In a little more than three years, medical practices will have to make a major decision, spurred by recent legislation repealing the sustainable growth rate formula.
Practices will have to decide whether to participate in either a new fee-for-service payment model that offers a carrot and a stick or a higher-paying alternative payment model (APM) like an accountable care organization, bundled payment arrangement or patient-centered medical home.
The legislation signed into law in April that scrapped the sustainable growth rate formula in favor of a two-tiered, value-based payment system is designed to push physicians toward APMs.
The law, known as H.R. 2: Medicare Access and CHIP Reauthorization Act of 2015 (Public Law 114-10), supports the goal of the Department of Health & Human Services set by Secretary Sylvia Mathews Burwell last January. Her goal is to have 50 percent of Medicare spending (not including managed care) in value-based payment models by 2018.
Adjusting to the new paradigm
The implications for physicians and their practices are enormous. Value-based payments are the future. Physicians who choose to participate in the new payment model, the Merit-Based Incentive Payment System (MIPS), will be paid less in the future than those in APMs.
Practices, particularly those that have been slow to embrace transformational initiatives, will need to adjust their business models to align with the new paradigm.
Specifically, it will be important for practices to identify cost efficiencies to reduce the risk of downward payment adjustments. Some experts predict an acceleration of the trend toward consolidation into large groups and hospital systems.
Certainly, H.R. 2 adds pressure on physicians to adopt an electronic health record (EHR) system. Physician usage of EHRs stood at only 62.8 percent in January 2015, according to a survey by research firm SK&A.
Not surprisingly, hospital- and health system-owned practices on average reported the highest usage at nearly 71 percent and at 70 percent, respectively. Larger practices show higher usage (79.5 percent for offices with 11 to 25 physicians) than solo practices (54.5 percent usage).
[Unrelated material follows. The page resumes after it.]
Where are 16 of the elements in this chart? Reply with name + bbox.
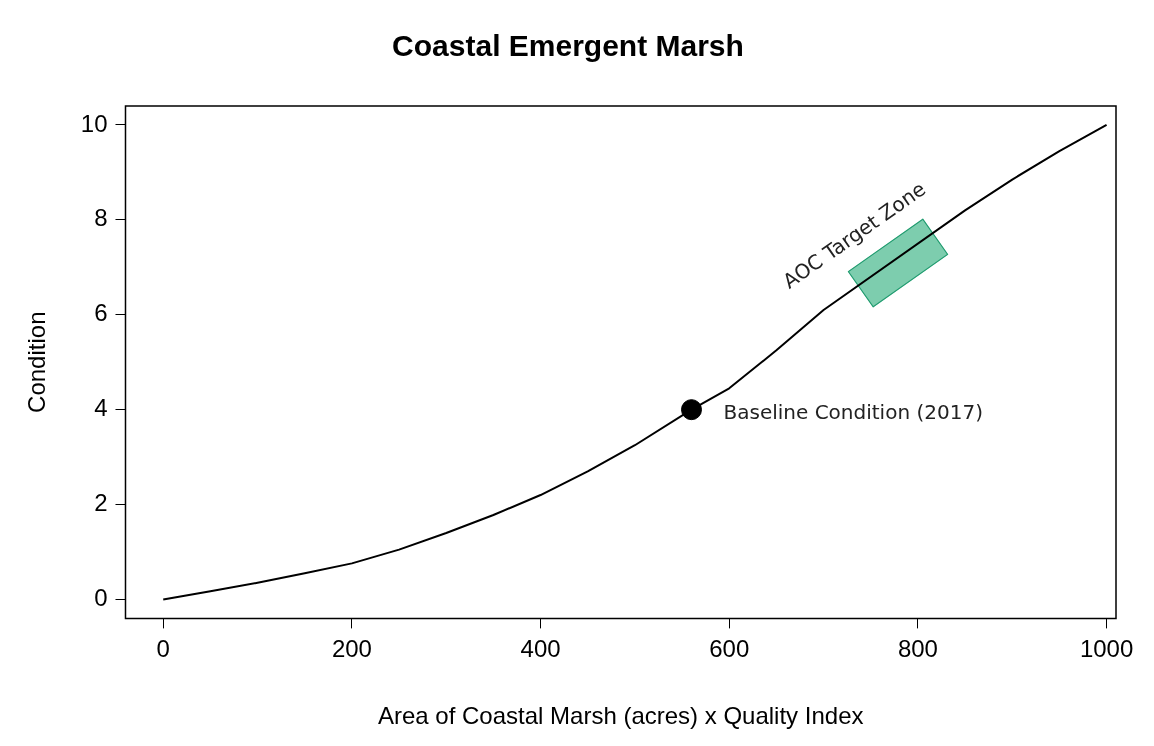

“The new payment system heightens the burden on providers to track, report and improve quality performance,” said Lisa Bielamowicz, M.D., chief medical officer for The Advisory Board Company. The company is a leading provider of performance improvement software and solutions to the healthcare and higher education industries.
In an April 15 Daily Briefing, Bielamowicz noted that “providers need to ensure they are on track to building dynamic capabilities for monitoring and analyzing quality performance.”
The legislation sets aside $20 million each year from 2016 through 2020 to help small practices of 15 or fewer professionals with the transition. Priority will be given to practices in rural, shortage and medically underserved areas, as well as to low-scoring practices.
What’s at risk?
The Merit-Based Incentive Payment System goes into effect in 2019 when fee-for-service payments will be frozen. It consolidates and replaces current performance programs for eligible professionals.
MIPS will score physicians in four performance categories – quality, resource use, clinical practice improvement activities and meaningful use of certified EHRs.
The score will determine eligibility for a bonus or a penalty ranging from +/- 4 percent in 2019 and rising each year through 2022, when it maxes out at +/- 9 percent. An additional 10 percent bonus can be earned for reaching a threshold for excellent performance each year.
Participants in APMs are exempt from MIPS and will be eligible for a 5 percent annual bonus from 2019 to 2024 provided a certain percentage of their Medicare payments come through the APM. In 2019 the amount is 25 percent.
The threshold rises to 50 percent in 2021 and 75 percent in 2023. However, in each of the latter years, the total can include all payers with a minimum of 25 percent from Medicare.
The healthcare industry may well see greater growth and competition among payment models, but not without risk.
Under the legislation, “APMs must include more than nominal risk,” said Danielle Lloyd, MPH.
Lloyd is vice president of policy and advocacy and deputy director of the Washington, D.C., office of Premier, Inc., a healthcare performance improvement alliance. She notes that the question remains how much will need to be at risk for an accountable care organization (ACO) to be qualified.
In April, Centers for Medicare & Medicaid Services reported that only three of the 404 ACOs in the Medicare Shared Savings Program participate in the two-sided risk track.
Bielamowicz believes the 5 percent bonus may spur greater participation in an ACO model with downside risk.
In 2026, the extra bonuses given to excellent MIPS performers and the 5 percent bonuses to APMs expire, and the two-tiered payment system begins.
Rate hikes will favor participants in APMs, whose increases will be three times that of nonparticipants, specifically 0.75 percent vs. 0.25 percent.
The full fallout from H.R. 2 may not be known for several years.
“We don’t know all of the implications yet,” said Lloyd. “A lot will be left unclear until we get the rule making.”